Session 1.2. Setup and Linux Introduction¶
Infrastructure¶
The resources for this course are provided in the form of a virtual machine. All required software is preinstalled and we provide sufficient storage for all data. The data you create will be provided to you after the course via our website.
Connection to the Virtual Machine¶
Each of you got a piece of paper with a username (dbiolcourse-XX) and a password. Use this login token for the Virtual Machine and also to login to our server (morgan). Don’t share the login token with other users or you will be logged out as the other user logs in.
You need to login to the Virtual Machine with one of the following routines. Windows 10, Windows 8 and users with the latest Windows 7 patch use the first option. MacOS users with recent versions >= (10.13) can use the second option. The last option is for Linux and old Windows/macOS users. The first two options will be faster and easier to use.
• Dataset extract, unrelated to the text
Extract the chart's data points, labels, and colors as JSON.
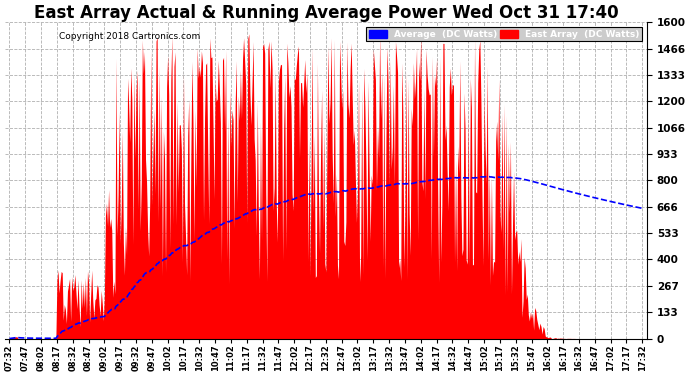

Windows 10, 8, 7 (latest patch)¶
Tested on Windows 10 1803 (20180801)
Windows 10
Go to: https://biolcourse.ethz.ch
Login with username/password (dbiolcourse-XX)
Click on the link. That will download a file used to connect to the server
Click on the file and connect to the VM with your username/password
If the remote resources have been added successfully you can click finish and find the resources in your start menu
macOS >= 10.13¶
Tested on macOS 10.13.5 (High Sierra) using Microsoft Remote Desktop Client Version 10.1.8 (983) (20180723)
Download the Remote Desktop client from the App Store. (Might be already installed)
Follow the instructions from the Windows 10 section
Linux, old Windows/macOS¶
login with your nethz credentials (e.g. dbiolcourse-XX)
click the “biolcourse”
You will be connected to the Virtual Machine via your web browser
Inside the Virtual Machine¶
Tools required for the tutorial are preinstalled and highlighted. Some other tools have been added for your convenience.
Required software
mobaXterm
R 3.5.0
RStudio
Additional software
python version: 3.6.8
anaconda: 2019.03
anaconda-navigator: 1.9.7
conda version : 4.6.14
jupyterlab: 0.35.4
Jupyter Notebook: 5.7.8
FileZilla
Acrobat
MS Office
The VM runs Windows 10. After logging in you will be asked if you want to install updates. Ignore this message. Try opening RStudio and mobaXterm and see if they work. Open the network drive in the file explorer (S:). All data used and produced in this course will be stored here.
Use only the subfolder with your username for writing!. E.g home/biolcourse-60.
Server and Linux Intro¶
Heavy calculations performed during this course will be executed on our server (morgan
). We need to login to the server and then learn how to use the commandline.
Connection to the server¶
To login to morgan you open mobaXterm
, start a new session and type:
ssh morgan.ethz.ch
You will be asked if you trust this connection (type yes) and will then be asked for the password (same as for the VM).
Proceed to your work directory (replace biolcourse-XX with your our username):
# Create your workfolder
mkdir /nfs/practical/BlockCourses/551-1119-00L/home/biolcourse-XX/
# Go to your workfolder
cd /nfs/practical/BlockCourses/551-1119-00L/home/biolcourse-XX/
This is the same folder as you see it on your Windows Desktop and will serve as data folder for all your computations.
ALL FOLLOWING COMMANDS HAVE TO BE EXECUTED ON MORGAN AND NOT ON WINDOWS
Quick Linux Introduction¶
Being able to use the Linux terminal is an integral part of most bioinformatic workflows. In order to use the 16S pipeline on Linux we have to know some basic commands:
# print current directory
pwd
# e.g. /nfs/practical/BlockCourses/551-1119-00L/home/biolcourse-XX/
# change to new directory
cd /nfs/practical/BlockCourses/551-1119-00L/masterdata/
pwd
# now you are in /nfs/practical/BlockCourses/551-1119-00L/masterdata/
# list all files and folders inside the current directory
ls
# analysis test_dada2_tutorial
# list all files and folders inside a specific directory
ls /nfs/practical/BlockCourses/551-1119-00L/home/
# go one directory up
cd ..
# now you are in /nfs/practical/BlockCourses/551-1119-00L/
# inspect a file
less /nfs/practical/BlockCourses/551-1119-00L/masterdata/analysis/FGCZ/0raw/100A_FGCZ/100A_FGCZ_R1.fastq.gz
# Use the cursor to navigate, use space to go one page down, use q to leave the program
Familiarise yourself with the commands mkdir
, cp
, mv
, rm
and ln
. Discuss with us before you execute any of these commands. Execute commands ONLY from your home folder (/nfs/practical/BlockCourses/551-1119-00L/home/biolcourse-XX/
)
Mastering the terminal is an incredible useful skill for most bioinformatic workflows. We show you only the minimum number commands that are needed for this tutorial. There’re great tutorials if you would like to continue working with the terminal.
Please use the unix cheat sheet as a reference for Linux commands.